During the same timeframe post-launch (which was Canada Day 2008), the Dow is up 45.6% and the S&P 500 has risen 46.5%.
Over at OGE.UN:TSX, the trading price of the original KO fund (inc. distributions) trailed the S&P, Dow Jones and our little test fund during the entire experiment, ending at a NAV of $10.13 plus distributions of $1.92 as compared to a $12 IPO price. The OGE mutual fund initially kept about $26 million of OGE’s $40 million of initial assets when it converted in March 2011 from a Closed-End fund to a mutual fund product. That asset figure continues to hover at a tiny $12 million, reflecting its horrific performance as the mutual fund traded from an initial $10 NAV (post conversion) down to a NAV of $8.42. It now has a NAV $9.45 for the A series.

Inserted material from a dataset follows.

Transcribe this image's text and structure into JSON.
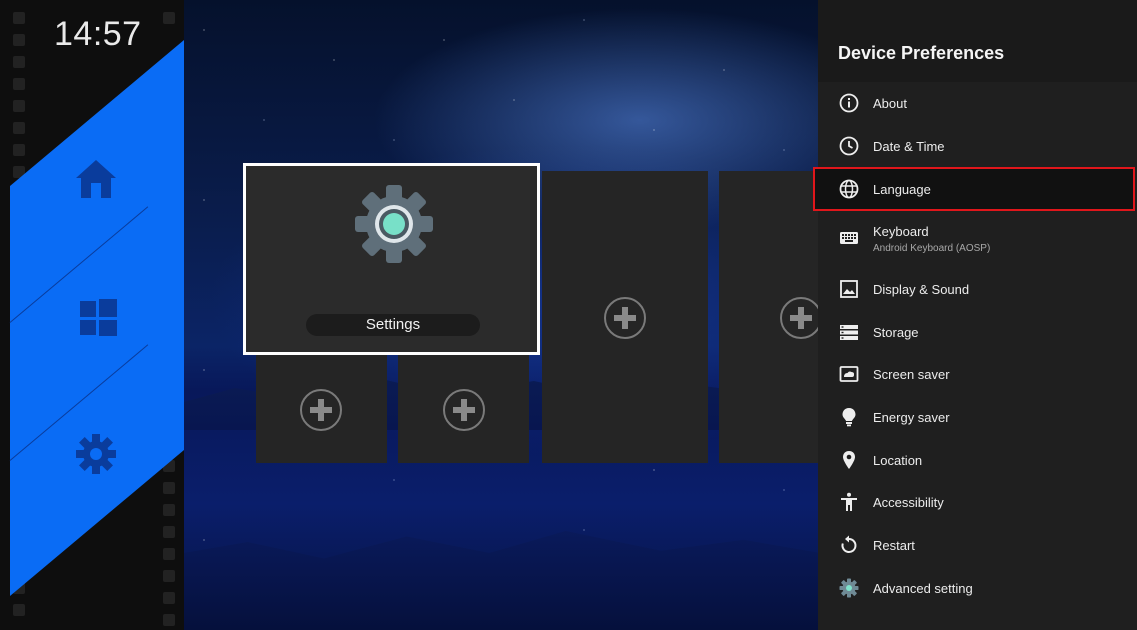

Distributions on the replacement O’Leary mutual fund have totalled $1.15 so far, but if you’d bought the original OGE IPO in 2008 at $12 and agreed to roll into the new mutual fund in March 2011, you’ve have made all of just 52 cents when you look at your current mutual fund NAV plus all of your distributons since 2008.
Five and a half years of “investment guru” Kevin O’Leary’s prowess has generated a gain of just 4.3% in total. Not annually. 4%. In total. Before tax. About 1/11th the basic return of the S&P500, before dividends, over the same timeframe.
One has to assume CNBC has no idea.
MRM
(disclosure: this post, like all blogs, is an Opinion Piece; we own BMO, BMY, BNS, CSU, GS sub debt, MRK, RY, SE, TD and a few lots of those Venezuelan bonds in our household)
Thanks for these updates Mark….the Oracle of Ouch is certainly not a financial guru.